Sommes-nous en proie à une pandémie d’agitation ? Nos vies surmenées, sous-exercées et obsédées par les écrans ont-elles rendu nos esprits et nos mains incapables de se calmer, si facilement distraits ?
En 2010, Nicholas Carr prédisait que notre dépendance à Internet conduirait à une apocalypse intellectuelle exactement de cette nature dans son livre The Shallows, sélectionné par le Pulitzer : « Jamais il n'y a eu de média qui, comme le Net, ait été programmé pour disperser largement notre attention et pour le faire avec autant d’insistance… nous avons rejeté la tradition intellectuelle de la concentration solitaire et résolue, l’éthique que le livre nous a conférée. Nous avons jeté notre dévolu sur le jongleur. Ou, en fait, le fidget spinner.
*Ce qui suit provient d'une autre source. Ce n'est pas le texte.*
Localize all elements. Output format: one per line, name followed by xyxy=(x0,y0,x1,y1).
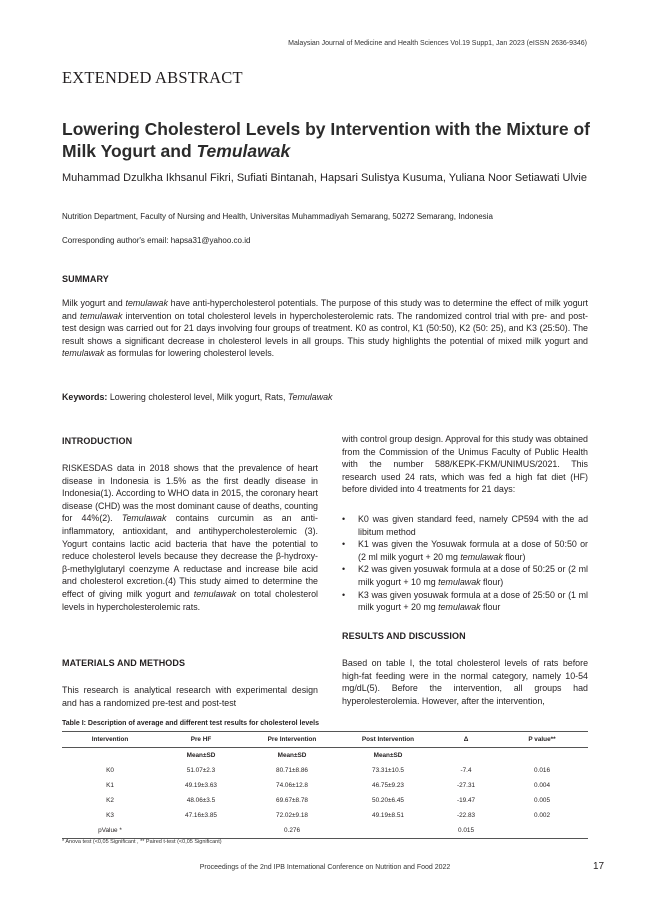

Est-il temps de désespérer ?
Pendant la Première Guerre mondiale, les médecins ont démontré la valeur thérapeutique du tricot (et du bruit des aiguilles) pour les anciens combattants brisés. Certaines écoles ont même adopté ce passe-temps comme stratégie comportementale en classe. "Les garçons de notre classe qui avaient l'habitude de s'asseoir et de fouiller dans leurs encriers, de taper sur leurs crayons ou de bricoler leurs règles", écrivait un étudiant en 1918, "sont tellement occupés à tricoter qu'ils ne s'agitent jamais et ne se conduisent pas mal."
Remplacez les Pop Its par des aiguilles à tricoter et vous obtenez l’image même d’une salle de classe à l’ère d’une pandémie. Mais remontez plus loin – comme le fait le psychanalyste Darian Leader dans son glorieux livre Hands – et vous trouvez des jouets agités partout.